2) the nehalems have hyperthreads so you won't be seeing perfect 16x speedup, more likely you'll see 8x to 12x speedup depending on how optimized your code is. Be optimistic here though (just don't expect 16x).
3) I don't know how much contention you have, getting good scaling on 3 threads != good scaling on 16 threads, there may be dragons here (and usually is).
I would envelope calc this as:
15 hours * 3 threads / 1.5 x = 30 hours of single threaded work time on a nehalem.
30 / 12 = 2.5 hours (best case)
30 / 8 = 3.75 hours (worst case)
implies a parallel run time if there is truly a 20x increase:
2.5 hours * 20 = 50 hours (best case)
3.74 hours * 20 = 75 hours (worst case)
How much have you profiled, can you squeeze 2x out of app? 1 server may be enough, but likely won't be.

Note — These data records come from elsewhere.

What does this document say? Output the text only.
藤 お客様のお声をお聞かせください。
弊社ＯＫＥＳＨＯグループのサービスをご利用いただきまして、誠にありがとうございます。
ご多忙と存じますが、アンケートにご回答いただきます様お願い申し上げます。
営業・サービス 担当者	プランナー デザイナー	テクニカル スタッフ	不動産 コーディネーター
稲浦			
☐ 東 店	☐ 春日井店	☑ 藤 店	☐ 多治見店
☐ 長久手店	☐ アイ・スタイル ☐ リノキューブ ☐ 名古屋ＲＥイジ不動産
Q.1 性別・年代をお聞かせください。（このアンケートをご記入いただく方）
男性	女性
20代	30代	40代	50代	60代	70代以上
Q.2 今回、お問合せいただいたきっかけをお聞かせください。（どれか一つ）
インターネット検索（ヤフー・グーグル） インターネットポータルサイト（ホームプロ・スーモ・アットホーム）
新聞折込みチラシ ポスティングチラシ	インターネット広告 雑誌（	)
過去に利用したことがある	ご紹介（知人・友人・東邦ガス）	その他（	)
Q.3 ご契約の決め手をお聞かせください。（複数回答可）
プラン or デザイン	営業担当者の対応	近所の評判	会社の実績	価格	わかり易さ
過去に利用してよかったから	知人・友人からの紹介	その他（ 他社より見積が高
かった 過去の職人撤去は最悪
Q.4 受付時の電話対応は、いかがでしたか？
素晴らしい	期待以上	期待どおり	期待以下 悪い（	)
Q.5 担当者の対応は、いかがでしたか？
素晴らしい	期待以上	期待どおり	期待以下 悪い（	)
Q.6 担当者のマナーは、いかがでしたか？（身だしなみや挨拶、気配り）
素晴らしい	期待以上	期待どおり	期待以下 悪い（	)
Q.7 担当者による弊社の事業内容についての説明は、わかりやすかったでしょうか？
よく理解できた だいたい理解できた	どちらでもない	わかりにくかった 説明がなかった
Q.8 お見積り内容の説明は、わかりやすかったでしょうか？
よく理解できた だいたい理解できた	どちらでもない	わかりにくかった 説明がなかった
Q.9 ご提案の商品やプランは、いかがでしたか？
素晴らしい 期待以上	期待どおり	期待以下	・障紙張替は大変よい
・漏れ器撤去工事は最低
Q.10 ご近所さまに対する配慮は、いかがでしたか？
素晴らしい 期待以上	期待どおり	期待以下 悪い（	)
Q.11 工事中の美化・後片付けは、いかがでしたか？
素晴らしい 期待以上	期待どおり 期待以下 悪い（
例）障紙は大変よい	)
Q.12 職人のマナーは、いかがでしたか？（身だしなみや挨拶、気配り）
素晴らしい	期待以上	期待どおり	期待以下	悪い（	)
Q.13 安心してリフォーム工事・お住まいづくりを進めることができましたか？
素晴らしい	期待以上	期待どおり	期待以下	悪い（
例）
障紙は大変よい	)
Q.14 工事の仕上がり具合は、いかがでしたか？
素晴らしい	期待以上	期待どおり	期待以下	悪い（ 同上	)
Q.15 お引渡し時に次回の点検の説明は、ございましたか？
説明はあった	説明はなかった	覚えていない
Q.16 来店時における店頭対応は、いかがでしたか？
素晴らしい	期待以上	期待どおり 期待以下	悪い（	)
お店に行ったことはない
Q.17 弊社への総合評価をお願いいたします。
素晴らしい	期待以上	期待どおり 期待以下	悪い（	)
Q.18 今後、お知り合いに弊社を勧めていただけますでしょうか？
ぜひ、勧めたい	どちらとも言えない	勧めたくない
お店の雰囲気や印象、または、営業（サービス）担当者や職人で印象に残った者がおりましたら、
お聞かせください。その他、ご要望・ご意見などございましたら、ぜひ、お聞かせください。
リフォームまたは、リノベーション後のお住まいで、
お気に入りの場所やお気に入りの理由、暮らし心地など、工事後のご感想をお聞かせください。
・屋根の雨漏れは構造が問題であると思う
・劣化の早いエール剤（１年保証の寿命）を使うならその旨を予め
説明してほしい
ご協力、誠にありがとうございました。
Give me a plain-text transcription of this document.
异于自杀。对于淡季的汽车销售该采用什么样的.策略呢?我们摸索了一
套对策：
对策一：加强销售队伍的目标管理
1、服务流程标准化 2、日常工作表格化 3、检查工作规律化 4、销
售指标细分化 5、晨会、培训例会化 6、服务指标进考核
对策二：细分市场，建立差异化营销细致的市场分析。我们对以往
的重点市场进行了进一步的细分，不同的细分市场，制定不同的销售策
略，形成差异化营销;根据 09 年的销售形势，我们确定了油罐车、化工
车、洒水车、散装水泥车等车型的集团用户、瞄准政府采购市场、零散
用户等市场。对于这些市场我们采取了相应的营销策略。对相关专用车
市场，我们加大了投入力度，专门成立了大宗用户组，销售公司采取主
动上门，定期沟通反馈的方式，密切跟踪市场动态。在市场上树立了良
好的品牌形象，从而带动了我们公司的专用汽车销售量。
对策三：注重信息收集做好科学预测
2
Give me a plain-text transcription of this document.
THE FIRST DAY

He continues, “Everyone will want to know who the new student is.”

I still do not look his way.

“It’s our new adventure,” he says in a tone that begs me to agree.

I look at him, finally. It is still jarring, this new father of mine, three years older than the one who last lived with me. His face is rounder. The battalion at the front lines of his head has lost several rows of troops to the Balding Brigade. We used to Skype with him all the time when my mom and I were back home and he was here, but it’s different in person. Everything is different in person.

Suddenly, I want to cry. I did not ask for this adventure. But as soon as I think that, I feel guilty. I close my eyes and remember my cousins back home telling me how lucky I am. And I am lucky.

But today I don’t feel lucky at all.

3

And for gosh sakes try out the task parallel library in .Net 4.0 or the .Net 3.5 CTP it's supposed to help with this sort of thing.
-Rick
I'm going to go out on a limb and say that even the dual-socket X5570 will not be able to scale to the workload you envision. You need to distribute your computation across multiple systems. Simple math:
Current Workload
3 cores * 15 real-world-hours = 45 cpu-time-hours
Proposed 20X Workload
45 cpu-time-hours * 20 = 900 cpu-time-hours
900 cpu-time-hours / (20 hours-per-day-per-core) = 45 cores
Thus, you would need the equivalent of 45 2.2GHz Opteron cores to achieve your goal (despite increasing processing time from 15 hours to 20 hours per day), assuming a completely linear scaling of performance. Even if the Nehalem CPUs are 3X faster per-thread you will still be at the outside edge of your performance envelop - with no room to grow. That also assumes that hyper-threading will even work for your application.
The best-case estimates I've seen would put the X5570 at perhaps 2X the performance of your existing Opteron.
Source: http://www.dailytech.com/Server+roundup+Intel+Nehalem+Xeon+versus+AMD+Shanghai+Opteron/article15036.htm
It'd be swinging big hammer, but perhaps it makes sense to look at some heavy-iron 4-way servers. They are expensive, but at least you could get up to 24 physical cores in a single box. If you've exhausted all other means of optimization (including SIMD), then it's something to consider.
I'd also be weary of other bottlenecks such as memory bandwidth. I don't know the performance characteristics of Monte Carlo Simulations, but ramping up one resource might reveal some other bottleneck.